Régression encore comme si l'Histoire loin de courir sa pente nécessaire vers le progrès n'avait d'entêtement qu'à déconstruire ce que, péniblement, elle avait échafaudé. Je comprends mieux le les hommes d'action sont mélancoliques de R Debray ; je comprends mieux le désir caché de ceux qui considéreront toujours la Révolution avec triste nostalgie pour avoir deviné combien ces jours-là ne sont jamais que des interstices, flamboyants certes, mais si irrémédiablement fugaces
; je devine mieux la hantise de ceux qui voulant en prolonger la magie, rêvèrent d'une révolution permanente … Mais tout, toujours se termine par un Thermidor. La Commune par un A Thiers ; ou Octobre 17 par un Poutine quelconque, en passant par Staline.
L 'époque moderne s'accompagne de la glorification théorique du travail et elle arrive en fait à transformer la société tout entière en une société de travailleurs. Le souhait se réalise donc, comme dans les contes de fées, au moment où il ne peut que mystifier. C'est une société de travailleurs que l'on va délivrer des chaînes du travail, et cette société ne sait plus rien des activités plus hautes et plus enrichissantes pour lesquelles il vaudrait la peine de gagner cette liberté. Dans cette société qui est égalitaire, car c'est ainsi que le travail fait vivre ensemble les hommes, il ne reste plus de classe, plus d'aristocratie politique ou spirituelle, qui puisse provoquer une restauration des autres facultés de l'homme. Même les présidents, les rois, les premiers ministres voient dans leurs fonctions des emplois nécessaires à la vie de la société, et parmi les intellectuels il ne reste que quelques solitaires pour considérer ce qu'ils font comme des oeuvres et non comme des moyens de gagner leur vie. Ce que nous avons devant nous, c'est la perspective d'une société de travailleurs sans travail, c'est-à-dire privés de la seule activité qui leur reste. On ne peut rien imaginer de pire.

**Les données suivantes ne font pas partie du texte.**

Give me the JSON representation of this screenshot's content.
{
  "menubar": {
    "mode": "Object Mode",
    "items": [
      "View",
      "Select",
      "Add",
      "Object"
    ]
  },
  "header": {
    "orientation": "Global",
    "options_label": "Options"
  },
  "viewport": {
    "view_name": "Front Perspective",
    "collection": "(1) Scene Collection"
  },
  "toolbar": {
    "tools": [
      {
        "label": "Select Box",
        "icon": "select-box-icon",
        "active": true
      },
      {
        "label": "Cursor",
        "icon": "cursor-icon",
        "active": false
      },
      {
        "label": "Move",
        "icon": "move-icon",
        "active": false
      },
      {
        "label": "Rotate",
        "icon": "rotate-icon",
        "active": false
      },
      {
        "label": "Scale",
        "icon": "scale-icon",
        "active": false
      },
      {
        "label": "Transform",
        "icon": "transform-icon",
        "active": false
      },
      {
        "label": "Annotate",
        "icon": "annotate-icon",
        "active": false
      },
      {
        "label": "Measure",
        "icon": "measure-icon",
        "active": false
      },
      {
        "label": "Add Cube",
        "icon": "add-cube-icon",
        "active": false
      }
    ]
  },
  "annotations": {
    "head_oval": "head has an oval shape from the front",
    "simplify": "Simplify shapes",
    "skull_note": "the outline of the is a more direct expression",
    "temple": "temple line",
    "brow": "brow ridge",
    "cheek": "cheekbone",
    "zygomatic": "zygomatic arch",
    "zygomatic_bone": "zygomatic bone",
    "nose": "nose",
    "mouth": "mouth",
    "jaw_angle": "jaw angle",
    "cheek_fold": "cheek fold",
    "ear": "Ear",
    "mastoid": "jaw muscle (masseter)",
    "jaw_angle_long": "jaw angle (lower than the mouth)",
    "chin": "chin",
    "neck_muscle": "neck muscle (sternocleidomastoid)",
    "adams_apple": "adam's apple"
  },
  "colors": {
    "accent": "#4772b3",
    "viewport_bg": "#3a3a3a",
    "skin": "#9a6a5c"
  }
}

Arendt Vita activa, prologue Faut-il l'écrire ? voici qui ressemble étrangement à la période présente comme si la démocratie était allée au bout de ses possibilités, de ses vertus comme de ses impuissances, et se dégradait de sa propre hégémonie ; qui ressemble étrangement à cet acosmisme que théorisait Arendt, à cette cité où l'homme, rivé au travail mais bientôt dépossédé, ne parvient même plus à développer la seule activité qui puisse l'exhausser : l'œuvre.
M Serres n'a sans doute pas tort de proclamer que nous aurions délaissé le dur pour le mou : il n'en est pas moins tragique ou désespérant pour autant.
Nous voici revenus au point de départ, à cette étrange vanité de l'action et, pour ce que le politique demeure quand même l'aboutissement logique de toute représentation du monde, de la vanité du politique. Je ne connais pas, concédons-le, de projet politique qui n'eût fini dans l'horreur, pour le pire, dans la glauque banalité, au mieux. Et je m'étonnerai toujours de l'étonnante capacité du politique à susciter néanmoins engouement, espérance et mobilisation en dépit de tout, de ses erreurs comme de ses échecs.
A moins de considérer, comme le fit R Girard, qu'il ne s'agisse jamais ici que de la vulgaire mécanique du désir mimétique qui parvient toujours à se réenclencher en s inventant un nouveau sacrifié donc aussi un nouvel héros.
A moins que, quand même, il y ait effectivement plus dans la République, que cette tyrannie molle. Ce pourquoi il faut en scruter l'imaginaire.
« Ce qui constitue une République, c'est la destruction totale de ce qui lui est opposé ».